Fast forward a few years and change the scene from the playground to the corporate offices. As I thought back to what I experienced with multiple executives and leaders, the resemblance to the playground set-up was stunning. Does that sound similar to the corporate environments you know? I am sure the answer is “yes.” Does that mean that leadership can’t be developed, people simply “are who they are?” The answer is “absolutely not.” My observation of children-at-play confirmed that people may be wired a certain way, but what will really make the difference between those who create followership, inspire others and ultimately perform at the highest levels, is their ability to understand who they are, understand how their style and behaviors impact people, organizations and business performance and, most important, their willingness to figure out how to develop the mission critical competencies that will get out of their leadershiT-land and enable them to rise to the top as outstanding leaders.

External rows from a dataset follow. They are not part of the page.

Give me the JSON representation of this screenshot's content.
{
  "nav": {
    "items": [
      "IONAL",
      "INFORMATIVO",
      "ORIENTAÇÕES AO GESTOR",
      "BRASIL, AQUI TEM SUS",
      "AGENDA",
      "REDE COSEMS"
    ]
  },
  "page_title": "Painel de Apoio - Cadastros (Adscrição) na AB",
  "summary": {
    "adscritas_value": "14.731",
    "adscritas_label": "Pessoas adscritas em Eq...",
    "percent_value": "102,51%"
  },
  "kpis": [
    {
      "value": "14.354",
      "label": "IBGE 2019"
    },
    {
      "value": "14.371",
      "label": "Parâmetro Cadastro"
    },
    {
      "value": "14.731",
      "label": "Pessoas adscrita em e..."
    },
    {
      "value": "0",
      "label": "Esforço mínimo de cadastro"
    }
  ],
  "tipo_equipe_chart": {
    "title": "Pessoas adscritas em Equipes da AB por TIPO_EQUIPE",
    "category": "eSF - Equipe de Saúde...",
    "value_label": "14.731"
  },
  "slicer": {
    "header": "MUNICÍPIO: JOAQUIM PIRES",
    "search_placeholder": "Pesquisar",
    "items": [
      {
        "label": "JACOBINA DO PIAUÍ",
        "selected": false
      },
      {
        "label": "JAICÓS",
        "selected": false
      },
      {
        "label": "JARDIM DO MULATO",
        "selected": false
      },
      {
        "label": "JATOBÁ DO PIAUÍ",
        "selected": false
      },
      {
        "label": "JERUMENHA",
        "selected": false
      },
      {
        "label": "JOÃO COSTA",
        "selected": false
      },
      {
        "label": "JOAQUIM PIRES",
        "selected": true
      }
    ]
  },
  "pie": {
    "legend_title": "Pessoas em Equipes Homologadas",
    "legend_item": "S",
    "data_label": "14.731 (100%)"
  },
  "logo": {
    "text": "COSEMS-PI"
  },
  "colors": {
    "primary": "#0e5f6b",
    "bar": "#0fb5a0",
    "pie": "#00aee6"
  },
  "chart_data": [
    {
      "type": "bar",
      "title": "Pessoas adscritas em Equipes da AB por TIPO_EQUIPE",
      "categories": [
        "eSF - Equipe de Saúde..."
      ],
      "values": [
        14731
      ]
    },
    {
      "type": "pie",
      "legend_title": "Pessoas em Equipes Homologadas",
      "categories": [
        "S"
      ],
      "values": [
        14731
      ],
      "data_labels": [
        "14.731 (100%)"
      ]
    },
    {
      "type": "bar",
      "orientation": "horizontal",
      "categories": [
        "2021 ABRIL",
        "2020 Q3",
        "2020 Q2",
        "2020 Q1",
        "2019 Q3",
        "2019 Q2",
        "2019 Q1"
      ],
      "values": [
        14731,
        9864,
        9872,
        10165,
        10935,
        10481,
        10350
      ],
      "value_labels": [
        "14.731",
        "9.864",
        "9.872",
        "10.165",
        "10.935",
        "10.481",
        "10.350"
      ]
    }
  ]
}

At the end of the day, self-awareness and awareness of others, of the changes in the business environment and of the resources available (or not) to solve problems, create change and drive results are the factors that will distinguish leadershiT from true leadership. The continuous pursuit of understanding how others experience our behaviors and react to us increases our awareness of who we are as leaders and how far apart we are from the leaders we truly want to be. Great leaders were not born great. Like everything else in life, achieving a “great leader” status takes a lot of effort and hard work. It also takes a true desire to change. So, have you ever stopped to think which kind of leader you are versus what kind of leader you would really like to be? How do you play in your organization’s playground?”